China claims that America’s National Security Agency used sophisticated cyber tools to hack into an elite Chinese research university. The attack allegedly targeted the Northwestern Polytechnical University in Xi’an (not to be confused with a California school of the same name), which is highly ranked in the global university index for its science and engineering programs.
The U.S. Justice Department has referred to the school as a “Chinese military university that is heavily involved in military research and works closely with the People’s Liberation Army,” which would make it as a pretty reasonable target for digital infiltration from America’s perspective.
China’s National Computer Virus Emergency Response Center (CVERC), a kind of digital defense agency equivalent to America’s CISA, recently published a report accusing the NSA of being behind the hacking incident. According to CVERC, the school was hacked by members of the Tailored Access Operations group (TAO)—an elite team of NSA hackers that specializes in clandestine intrusions. TAO, which first became publicly known back in 2013, helps the U.S. government break into networks all over the world for the purposes of intelligence gathering and data collection.

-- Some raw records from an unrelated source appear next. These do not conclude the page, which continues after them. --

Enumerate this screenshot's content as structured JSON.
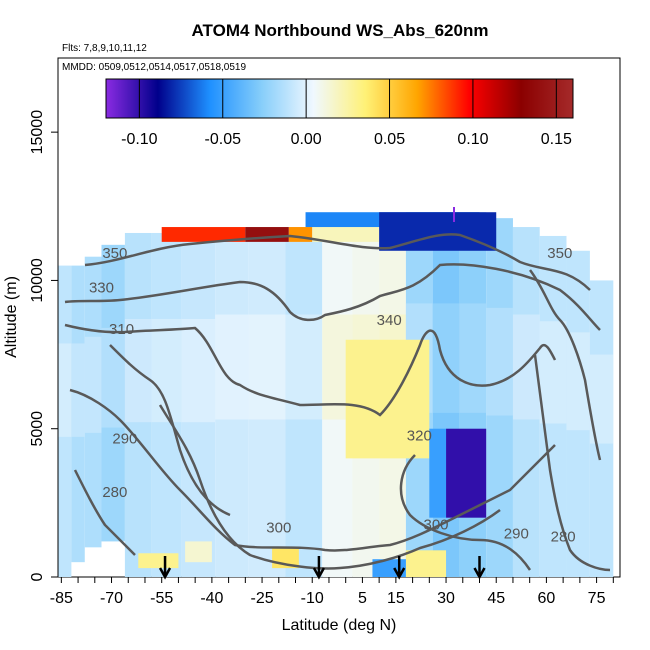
{
  "chart_data": {
    "type": "heatmap",
    "title": "ATOM4 Northbound WS_Abs_620nm",
    "flights_note": "Flts: 7,8,9,10,11,12",
    "dates_note": "MMDD: 0509,0512,0514,0517,0518,0519",
    "xlabel": "Latitude (deg N)",
    "ylabel": "Altitude (m)",
    "xlim": [
      -86,
      82
    ],
    "ylim": [
      0,
      17500
    ],
    "x_ticks": [
      -85,
      -70,
      -55,
      -40,
      -25,
      -10,
      5,
      15,
      30,
      45,
      60,
      75
    ],
    "y_ticks": [
      0,
      5000,
      10000,
      15000
    ],
    "colorbar": {
      "range": [
        -0.12,
        0.16
      ],
      "ticks": [
        "-0.10",
        "-0.05",
        "0.00",
        "0.05",
        "0.10",
        "0.15"
      ],
      "tick_values": [
        -0.1,
        -0.05,
        0.0,
        0.05,
        0.1,
        0.15
      ],
      "colors": [
        "#8a2be2",
        "#00008b",
        "#1e90ff",
        "#87cefa",
        "#f0f8ff",
        "#fff176",
        "#ffa500",
        "#ff0000",
        "#8b0000",
        "#a52a2a"
      ]
    },
    "contour_levels": [
      280,
      290,
      300,
      310,
      320,
      330,
      340,
      350
    ],
    "contour_labels": [
      {
        "text": "350",
        "lat": -69,
        "alt": 10750
      },
      {
        "text": "330",
        "lat": -73,
        "alt": 9600
      },
      {
        "text": "310",
        "lat": -67,
        "alt": 8200
      },
      {
        "text": "290",
        "lat": -66,
        "alt": 4500
      },
      {
        "text": "280",
        "lat": -69,
        "alt": 2700
      },
      {
        "text": "300",
        "lat": -20,
        "alt": 1500
      },
      {
        "text": "340",
        "lat": 13,
        "alt": 8500
      },
      {
        "text": "320",
        "lat": 22,
        "alt": 4600
      },
      {
        "text": "300",
        "lat": 27,
        "alt": 1600
      },
      {
        "text": "290",
        "lat": 51,
        "alt": 1300
      },
      {
        "text": "280",
        "lat": 65,
        "alt": 1200
      },
      {
        "text": "350",
        "lat": 64,
        "alt": 10750
      }
    ],
    "flight_markers": [
      -54,
      -8,
      16,
      40
    ],
    "tropopause_marker_lat": 34,
    "curtain": [
      {
        "lat": -84,
        "alt": [
          0,
          10500
        ],
        "v": -0.01
      },
      {
        "lat": -80,
        "alt": [
          500,
          10500
        ],
        "v": -0.015
      },
      {
        "lat": -76,
        "alt": [
          1000,
          10800
        ],
        "v": -0.015
      },
      {
        "lat": -70,
        "alt": [
          1200,
          11200
        ],
        "v": -0.02
      },
      {
        "lat": -62,
        "alt": [
          0,
          11600
        ],
        "v": -0.012
      },
      {
        "lat": -54,
        "alt": [
          0,
          11600
        ],
        "v": -0.01
      },
      {
        "lat": -44,
        "alt": [
          0,
          11600
        ],
        "v": -0.008
      },
      {
        "lat": -34,
        "alt": [
          0,
          11800
        ],
        "v": -0.006
      },
      {
        "lat": -24,
        "alt": [
          0,
          11800
        ],
        "v": -0.005
      },
      {
        "lat": -12,
        "alt": [
          0,
          11800
        ],
        "v": -0.01
      },
      {
        "lat": -2,
        "alt": [
          0,
          11800
        ],
        "v": 0.006
      },
      {
        "lat": 6,
        "alt": [
          0,
          11800
        ],
        "v": 0.008
      },
      {
        "lat": 14,
        "alt": [
          0,
          11800
        ],
        "v": 0.01
      },
      {
        "lat": 22,
        "alt": [
          0,
          12300
        ],
        "v": -0.02
      },
      {
        "lat": 30,
        "alt": [
          0,
          12300
        ],
        "v": -0.03
      },
      {
        "lat": 38,
        "alt": [
          0,
          12300
        ],
        "v": -0.025
      },
      {
        "lat": 46,
        "alt": [
          0,
          12100
        ],
        "v": -0.02
      },
      {
        "lat": 54,
        "alt": [
          0,
          11800
        ],
        "v": -0.012
      },
      {
        "lat": 62,
        "alt": [
          0,
          11500
        ],
        "v": -0.01
      },
      {
        "lat": 70,
        "alt": [
          0,
          11000
        ],
        "v": -0.01
      },
      {
        "lat": 76,
        "alt": [
          0,
          10000
        ],
        "v": -0.01
      }
    ],
    "features": [
      {
        "lat": [
          -55,
          -30
        ],
        "alt": [
          11300,
          11800
        ],
        "v": 0.09
      },
      {
        "lat": [
          -30,
          -17
        ],
        "alt": [
          11300,
          11800
        ],
        "v": 0.14
      },
      {
        "lat": [
          -17,
          -10
        ],
        "alt": [
          11300,
          11800
        ],
        "v": 0.07
      },
      {
        "lat": [
          -10,
          10
        ],
        "alt": [
          11300,
          11800
        ],
        "v": 0.02
      },
      {
        "lat": [
          -12,
          40
        ],
        "alt": [
          11800,
          12300
        ],
        "v": -0.06
      },
      {
        "lat": [
          10,
          45
        ],
        "alt": [
          11000,
          12300
        ],
        "v": -0.08
      },
      {
        "lat": [
          0,
          25
        ],
        "alt": [
          4000,
          8000
        ],
        "v": 0.03
      },
      {
        "lat": [
          30,
          42
        ],
        "alt": [
          2000,
          5000
        ],
        "v": -0.1
      },
      {
        "lat": [
          25,
          30
        ],
        "alt": [
          2000,
          5000
        ],
        "v": -0.05
      },
      {
        "lat": [
          18,
          30
        ],
        "alt": [
          0,
          900
        ],
        "v": 0.03
      },
      {
        "lat": [
          -22,
          -14
        ],
        "alt": [
          300,
          1000
        ],
        "v": 0.04
      },
      {
        "lat": [
          -62,
          -50
        ],
        "alt": [
          300,
          800
        ],
        "v": 0.03
      },
      {
        "lat": [
          -48,
          -40
        ],
        "alt": [
          500,
          1200
        ],
        "v": 0.015
      },
      {
        "lat": [
          8,
          18
        ],
        "alt": [
          0,
          600
        ],
        "v": -0.05
      }
    ]
  }
}
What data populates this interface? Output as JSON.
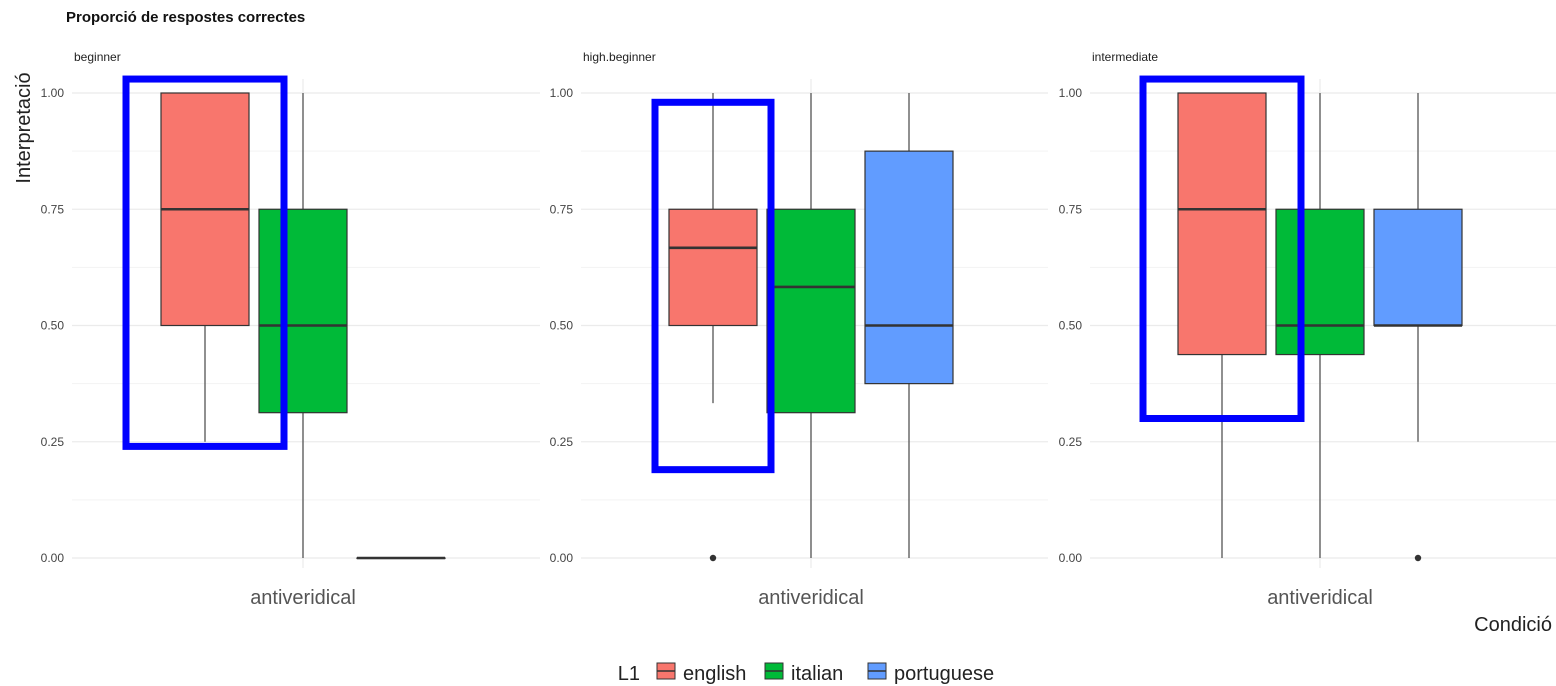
{
  "chart_data": {
    "type": "box",
    "title": "Proporció de respostes correctes",
    "ylabel": "Interpretació",
    "xlabel": "Condició",
    "ylim": [
      0,
      1
    ],
    "yticks": [
      "0.00",
      "0.25",
      "0.50",
      "0.75",
      "1.00"
    ],
    "ytick_values": [
      0,
      0.25,
      0.5,
      0.75,
      1.0
    ],
    "grid": true,
    "legend": {
      "title": "L1",
      "placement": "bottom",
      "entries": [
        "english",
        "italian",
        "portuguese"
      ]
    },
    "colors": {
      "english": "#F8766D",
      "italian": "#00BA38",
      "portuguese": "#619CFF",
      "highlight": "#0000FF"
    },
    "facets": [
      {
        "name": "beginner",
        "category": "antiveridical",
        "series": [
          {
            "name": "english",
            "min": 0.25,
            "q1": 0.5,
            "median": 0.75,
            "q3": 1.0,
            "max": 1.0,
            "outliers": []
          },
          {
            "name": "italian",
            "min": 0.0,
            "q1": 0.3125,
            "median": 0.5,
            "q3": 0.75,
            "max": 1.0,
            "outliers": []
          },
          {
            "name": "portuguese",
            "min": 0.0,
            "q1": 0.0,
            "median": 0.0,
            "q3": 0.0,
            "max": 0.0,
            "outliers": []
          }
        ],
        "highlight": {
          "series": "english",
          "ymin": 0.24,
          "ymax": 1.03
        }
      },
      {
        "name": "high.beginner",
        "category": "antiveridical",
        "series": [
          {
            "name": "english",
            "min": 0.333,
            "q1": 0.5,
            "median": 0.667,
            "q3": 0.75,
            "max": 1.0,
            "outliers": [
              0.0
            ]
          },
          {
            "name": "italian",
            "min": 0.0,
            "q1": 0.3125,
            "median": 0.583,
            "q3": 0.75,
            "max": 1.0,
            "outliers": []
          },
          {
            "name": "portuguese",
            "min": 0.0,
            "q1": 0.375,
            "median": 0.5,
            "q3": 0.875,
            "max": 1.0,
            "outliers": []
          }
        ],
        "highlight": {
          "series": "english",
          "ymin": 0.19,
          "ymax": 0.98
        }
      },
      {
        "name": "intermediate",
        "category": "antiveridical",
        "series": [
          {
            "name": "english",
            "min": 0.0,
            "q1": 0.4375,
            "median": 0.75,
            "q3": 1.0,
            "max": 1.0,
            "outliers": []
          },
          {
            "name": "italian",
            "min": 0.0,
            "q1": 0.4375,
            "median": 0.5,
            "q3": 0.75,
            "max": 1.0,
            "outliers": []
          },
          {
            "name": "portuguese",
            "min": 0.25,
            "q1": 0.5,
            "median": 0.5,
            "q3": 0.75,
            "max": 1.0,
            "outliers": [
              0.0
            ]
          }
        ],
        "highlight": {
          "series": "english",
          "ymin": 0.3,
          "ymax": 1.03
        }
      }
    ]
  }
}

In this particular case, the unit appears to have used a host of hacking tools (41, to be exact) to break into Northwestern Polytechnical and steal data. One such tool, dubbed “Suctionchar,” is said to have helped infiltrate the school’s network by stealing account credentials from remote management and file transfer applications to hijack logins on targeted servers. The report also mentions the exploitation of Bvp47, a backdoor in Linux that has been used in previous hacking missions by the Equation Group—another elite NSA hacking team.
According to CVERC, traces of Suctionchar have been found in many other Chinese networks besides Northwestern’s, and the agency has accused the NSA of launching more than 10,000 cyberattacks on China over the past several years.